Como se chegou a «isto»? Para aqueles senhores parece ser um mistério. Mas a pergunta, pertinente e imperativa, deve ter resposta. Como se chegou a isto?
E talvez, com alguma memória, um pouco de inteligência e o afastamento de antolhos de diversas qualidades se perceba que é o resultado de quase trinta anos de política de direita, levada a cabo pelo PS e pelo PSD. Resultado da política de recuperação capitalista e monopolista e destruição das conquistas de Abril em todos os sectores e áreas da vida nacional. Na política, na economia, no social, na cultura, no lugar e papel de Portugal no mundo.
A política de recuperação capitalista e monopolista teve como eixo central a reconstituição dos grupos económicos monopolistas. A reconstituição do seu poder económico, social e político. Os tais grupos económicos que, para António Guterres, seriam «os elementos racionalizadores das transformações económicas do país, da modernização e de um novo modelo de especialização». E com a reconstituição dos grupos, a oligarquia financeira, submergida, escondida, espavorida, fugida da Revolução de Abril, revitalizada com o sangue novo das benesses e capital, muito capital, oferecido pelos governos PS e PSD, reforçada e renovada com novos grupos e contando com a cumplicidade activa do capital transnacional, qual vampiro renasceu das cinzas, para fazer chegar o país aonde agora estamos.
Não encenem agora a farsa dos pobres enganados ou queiram fazer da gente parvos!
A comunicação social sofre do perverso domínio dos grupos económicos, da promiscuidade com poder político e o poder económico, da exagerada concentração da propriedade dos órgãos de comunicação social!?

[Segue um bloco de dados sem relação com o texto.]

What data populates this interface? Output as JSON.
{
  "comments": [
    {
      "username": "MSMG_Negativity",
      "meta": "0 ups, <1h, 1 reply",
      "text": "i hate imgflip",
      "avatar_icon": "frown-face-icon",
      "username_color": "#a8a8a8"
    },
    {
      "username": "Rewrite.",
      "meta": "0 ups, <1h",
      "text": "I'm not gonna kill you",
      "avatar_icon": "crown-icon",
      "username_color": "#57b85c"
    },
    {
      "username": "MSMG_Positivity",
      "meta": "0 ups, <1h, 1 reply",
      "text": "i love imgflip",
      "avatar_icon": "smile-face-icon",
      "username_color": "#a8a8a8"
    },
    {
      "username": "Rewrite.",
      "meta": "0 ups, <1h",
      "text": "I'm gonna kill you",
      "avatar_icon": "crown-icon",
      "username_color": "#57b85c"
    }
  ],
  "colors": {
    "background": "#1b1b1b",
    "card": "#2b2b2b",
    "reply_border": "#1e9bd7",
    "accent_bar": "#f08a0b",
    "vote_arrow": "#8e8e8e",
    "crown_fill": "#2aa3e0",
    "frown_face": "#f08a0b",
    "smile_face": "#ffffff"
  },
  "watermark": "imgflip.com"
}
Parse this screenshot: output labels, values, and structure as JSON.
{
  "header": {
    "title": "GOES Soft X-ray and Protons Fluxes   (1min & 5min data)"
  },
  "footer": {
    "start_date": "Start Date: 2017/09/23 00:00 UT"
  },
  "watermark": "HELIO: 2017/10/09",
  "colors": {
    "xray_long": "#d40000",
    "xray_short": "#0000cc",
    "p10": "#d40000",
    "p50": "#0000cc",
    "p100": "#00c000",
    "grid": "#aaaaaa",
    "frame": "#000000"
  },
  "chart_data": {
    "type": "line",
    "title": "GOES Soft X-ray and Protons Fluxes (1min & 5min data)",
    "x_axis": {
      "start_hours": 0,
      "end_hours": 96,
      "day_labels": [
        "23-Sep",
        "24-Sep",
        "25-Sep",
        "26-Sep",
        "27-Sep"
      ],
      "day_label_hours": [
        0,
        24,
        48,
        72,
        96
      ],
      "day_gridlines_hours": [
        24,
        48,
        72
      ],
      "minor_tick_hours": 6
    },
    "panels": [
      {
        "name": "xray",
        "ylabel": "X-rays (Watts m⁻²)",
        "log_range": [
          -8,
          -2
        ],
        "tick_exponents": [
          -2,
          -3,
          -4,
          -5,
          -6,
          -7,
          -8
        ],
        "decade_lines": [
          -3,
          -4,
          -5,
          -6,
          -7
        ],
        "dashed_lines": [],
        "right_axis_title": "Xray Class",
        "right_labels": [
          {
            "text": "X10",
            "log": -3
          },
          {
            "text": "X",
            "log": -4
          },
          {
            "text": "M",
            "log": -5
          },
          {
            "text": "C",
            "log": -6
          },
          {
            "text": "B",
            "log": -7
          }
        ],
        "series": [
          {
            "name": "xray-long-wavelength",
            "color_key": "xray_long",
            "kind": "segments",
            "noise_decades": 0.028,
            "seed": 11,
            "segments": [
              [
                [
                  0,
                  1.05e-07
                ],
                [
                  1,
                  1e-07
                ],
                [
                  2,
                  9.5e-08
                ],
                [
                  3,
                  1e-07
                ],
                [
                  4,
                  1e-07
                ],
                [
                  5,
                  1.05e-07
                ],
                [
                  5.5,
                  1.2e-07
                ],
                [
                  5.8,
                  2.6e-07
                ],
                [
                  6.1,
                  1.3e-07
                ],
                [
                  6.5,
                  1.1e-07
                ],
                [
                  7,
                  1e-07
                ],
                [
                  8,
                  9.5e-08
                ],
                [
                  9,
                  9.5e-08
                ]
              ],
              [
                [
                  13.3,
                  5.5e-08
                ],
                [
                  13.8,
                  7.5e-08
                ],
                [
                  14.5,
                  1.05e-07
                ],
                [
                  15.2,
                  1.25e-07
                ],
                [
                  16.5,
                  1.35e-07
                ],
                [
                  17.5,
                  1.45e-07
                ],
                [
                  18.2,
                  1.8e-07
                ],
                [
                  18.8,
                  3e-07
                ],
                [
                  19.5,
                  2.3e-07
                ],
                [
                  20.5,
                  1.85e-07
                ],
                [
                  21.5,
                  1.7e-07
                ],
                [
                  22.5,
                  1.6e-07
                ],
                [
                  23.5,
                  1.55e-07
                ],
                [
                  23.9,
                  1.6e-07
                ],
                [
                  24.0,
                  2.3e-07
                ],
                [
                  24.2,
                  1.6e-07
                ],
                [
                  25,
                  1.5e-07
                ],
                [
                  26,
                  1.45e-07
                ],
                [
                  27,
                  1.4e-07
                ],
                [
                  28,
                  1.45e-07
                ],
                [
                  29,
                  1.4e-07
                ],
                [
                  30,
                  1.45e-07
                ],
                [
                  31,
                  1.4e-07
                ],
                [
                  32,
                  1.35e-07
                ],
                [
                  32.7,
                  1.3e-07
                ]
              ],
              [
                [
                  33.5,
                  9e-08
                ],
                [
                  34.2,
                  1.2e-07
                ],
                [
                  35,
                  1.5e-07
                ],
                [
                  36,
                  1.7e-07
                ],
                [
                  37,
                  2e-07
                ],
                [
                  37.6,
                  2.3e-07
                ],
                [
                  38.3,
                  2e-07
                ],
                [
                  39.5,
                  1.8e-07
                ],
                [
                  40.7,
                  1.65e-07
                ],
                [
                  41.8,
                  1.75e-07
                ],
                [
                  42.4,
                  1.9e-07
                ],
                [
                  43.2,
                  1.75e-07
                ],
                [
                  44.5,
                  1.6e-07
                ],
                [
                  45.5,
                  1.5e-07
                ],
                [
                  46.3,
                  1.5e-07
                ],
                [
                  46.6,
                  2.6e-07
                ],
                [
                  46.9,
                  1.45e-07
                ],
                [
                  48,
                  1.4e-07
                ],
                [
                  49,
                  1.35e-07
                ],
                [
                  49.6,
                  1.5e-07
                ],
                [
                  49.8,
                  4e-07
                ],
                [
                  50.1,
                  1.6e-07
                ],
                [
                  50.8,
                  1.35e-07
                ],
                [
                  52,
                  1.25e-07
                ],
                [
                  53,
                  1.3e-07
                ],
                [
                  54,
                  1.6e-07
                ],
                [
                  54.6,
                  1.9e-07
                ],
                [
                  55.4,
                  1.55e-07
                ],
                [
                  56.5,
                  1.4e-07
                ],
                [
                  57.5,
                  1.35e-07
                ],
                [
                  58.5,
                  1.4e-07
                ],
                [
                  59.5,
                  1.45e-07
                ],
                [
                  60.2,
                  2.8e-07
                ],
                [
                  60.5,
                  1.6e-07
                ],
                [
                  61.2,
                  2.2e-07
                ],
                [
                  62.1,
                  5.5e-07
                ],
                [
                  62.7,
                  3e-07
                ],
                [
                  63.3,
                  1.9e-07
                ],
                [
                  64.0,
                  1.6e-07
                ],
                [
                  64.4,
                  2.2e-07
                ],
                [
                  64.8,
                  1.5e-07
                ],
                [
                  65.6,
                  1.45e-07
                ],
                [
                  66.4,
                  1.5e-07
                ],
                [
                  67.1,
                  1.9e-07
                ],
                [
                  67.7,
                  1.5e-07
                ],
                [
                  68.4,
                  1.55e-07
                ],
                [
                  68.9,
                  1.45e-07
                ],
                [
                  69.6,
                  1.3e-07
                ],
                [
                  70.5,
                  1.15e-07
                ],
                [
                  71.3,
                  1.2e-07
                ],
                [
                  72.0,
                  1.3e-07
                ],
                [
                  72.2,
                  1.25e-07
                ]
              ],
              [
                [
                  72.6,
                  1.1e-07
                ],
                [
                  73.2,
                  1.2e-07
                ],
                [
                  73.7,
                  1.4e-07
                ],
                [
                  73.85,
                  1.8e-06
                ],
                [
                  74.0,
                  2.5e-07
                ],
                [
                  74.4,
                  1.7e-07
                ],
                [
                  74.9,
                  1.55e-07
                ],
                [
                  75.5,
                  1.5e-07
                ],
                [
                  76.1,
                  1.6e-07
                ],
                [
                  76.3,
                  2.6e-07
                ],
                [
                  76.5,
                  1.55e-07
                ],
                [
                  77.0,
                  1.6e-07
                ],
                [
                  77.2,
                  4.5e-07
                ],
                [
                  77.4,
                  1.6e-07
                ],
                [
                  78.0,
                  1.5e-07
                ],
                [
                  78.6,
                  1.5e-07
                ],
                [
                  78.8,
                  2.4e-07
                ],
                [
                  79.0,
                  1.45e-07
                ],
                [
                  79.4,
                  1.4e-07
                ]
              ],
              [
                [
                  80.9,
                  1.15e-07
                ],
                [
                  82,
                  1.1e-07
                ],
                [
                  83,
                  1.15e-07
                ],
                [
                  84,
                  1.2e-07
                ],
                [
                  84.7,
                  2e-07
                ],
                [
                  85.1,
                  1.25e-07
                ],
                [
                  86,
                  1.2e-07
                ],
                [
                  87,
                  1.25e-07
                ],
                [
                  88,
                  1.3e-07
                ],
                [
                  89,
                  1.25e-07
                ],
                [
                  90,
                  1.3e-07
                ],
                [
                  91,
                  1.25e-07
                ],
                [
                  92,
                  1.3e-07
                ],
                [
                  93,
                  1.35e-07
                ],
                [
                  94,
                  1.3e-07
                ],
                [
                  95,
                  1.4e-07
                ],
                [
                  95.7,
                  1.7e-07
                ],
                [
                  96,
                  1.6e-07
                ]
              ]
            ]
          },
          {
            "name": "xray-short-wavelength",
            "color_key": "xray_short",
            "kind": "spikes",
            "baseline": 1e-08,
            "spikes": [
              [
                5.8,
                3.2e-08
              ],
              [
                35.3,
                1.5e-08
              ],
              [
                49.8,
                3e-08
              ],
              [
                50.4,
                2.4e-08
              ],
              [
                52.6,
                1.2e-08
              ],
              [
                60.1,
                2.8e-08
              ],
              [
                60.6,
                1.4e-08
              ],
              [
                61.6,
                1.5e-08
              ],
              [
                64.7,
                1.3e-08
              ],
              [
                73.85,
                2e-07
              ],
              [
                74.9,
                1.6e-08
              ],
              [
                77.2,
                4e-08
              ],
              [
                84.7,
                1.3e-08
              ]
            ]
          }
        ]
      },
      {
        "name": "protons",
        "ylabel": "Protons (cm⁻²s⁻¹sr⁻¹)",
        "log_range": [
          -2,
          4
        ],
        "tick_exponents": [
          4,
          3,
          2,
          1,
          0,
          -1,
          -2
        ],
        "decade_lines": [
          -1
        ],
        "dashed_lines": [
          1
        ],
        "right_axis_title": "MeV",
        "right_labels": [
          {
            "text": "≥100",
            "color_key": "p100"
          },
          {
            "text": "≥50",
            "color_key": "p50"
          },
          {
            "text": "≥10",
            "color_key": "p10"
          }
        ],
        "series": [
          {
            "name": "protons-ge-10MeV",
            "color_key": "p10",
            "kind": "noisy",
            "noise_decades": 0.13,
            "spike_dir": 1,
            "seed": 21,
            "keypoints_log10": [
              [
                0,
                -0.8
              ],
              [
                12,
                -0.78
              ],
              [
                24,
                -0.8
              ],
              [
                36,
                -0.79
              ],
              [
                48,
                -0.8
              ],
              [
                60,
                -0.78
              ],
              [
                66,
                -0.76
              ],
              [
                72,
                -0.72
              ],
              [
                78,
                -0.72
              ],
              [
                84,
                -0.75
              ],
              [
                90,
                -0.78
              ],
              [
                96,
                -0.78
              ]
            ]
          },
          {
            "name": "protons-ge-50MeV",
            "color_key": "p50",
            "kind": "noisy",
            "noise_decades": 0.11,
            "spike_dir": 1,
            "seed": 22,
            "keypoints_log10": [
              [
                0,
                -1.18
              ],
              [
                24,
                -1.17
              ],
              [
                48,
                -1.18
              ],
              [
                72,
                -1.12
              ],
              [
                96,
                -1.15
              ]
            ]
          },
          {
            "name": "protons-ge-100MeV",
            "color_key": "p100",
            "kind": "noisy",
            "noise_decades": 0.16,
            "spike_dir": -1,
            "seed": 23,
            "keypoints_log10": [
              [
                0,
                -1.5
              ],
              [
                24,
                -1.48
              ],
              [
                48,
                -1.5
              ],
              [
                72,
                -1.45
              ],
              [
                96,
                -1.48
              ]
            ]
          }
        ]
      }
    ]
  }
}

O país tem cerca de dois milhões de pobres. Profundas desigualdades e desequilíbrios no seu território!?
O país tem dos salários mais baixos da Europa, mas tem dos «administradores» mais bem pagos do mundo!? (E já agora pensões de reforma condizentes)
O país tem uma crónica e crescente diferença entre o que importa a mais e o que exporta a menos — na relação com o PIB, o défice da Balança Comercial é o maior da UE. Porque não produzimos.
Mais que factos, são uma constatação. A democracia, a justiça social, o desenvolvimento do país deram-se mal com o poder dos grupos económicos monopolistas reconstituídos.
Uma velha tese do PCP — alguns dirão uma cassete do PCP — que a vida plenamente confirmou. A incontornável degradação do regime democrático perante as dinâmicas económicas, sociais, políticas e culturais da recuperação do capital monopolista. A implacável imbricação entre as desigualdades sociais e assimetrias regionais e a acentuação das lógicas da dominação e exploração capitalistas. A total incompatibilidade entre a defesa dos interesses dos grupos económicos e a promoção do desenvolvimento do país.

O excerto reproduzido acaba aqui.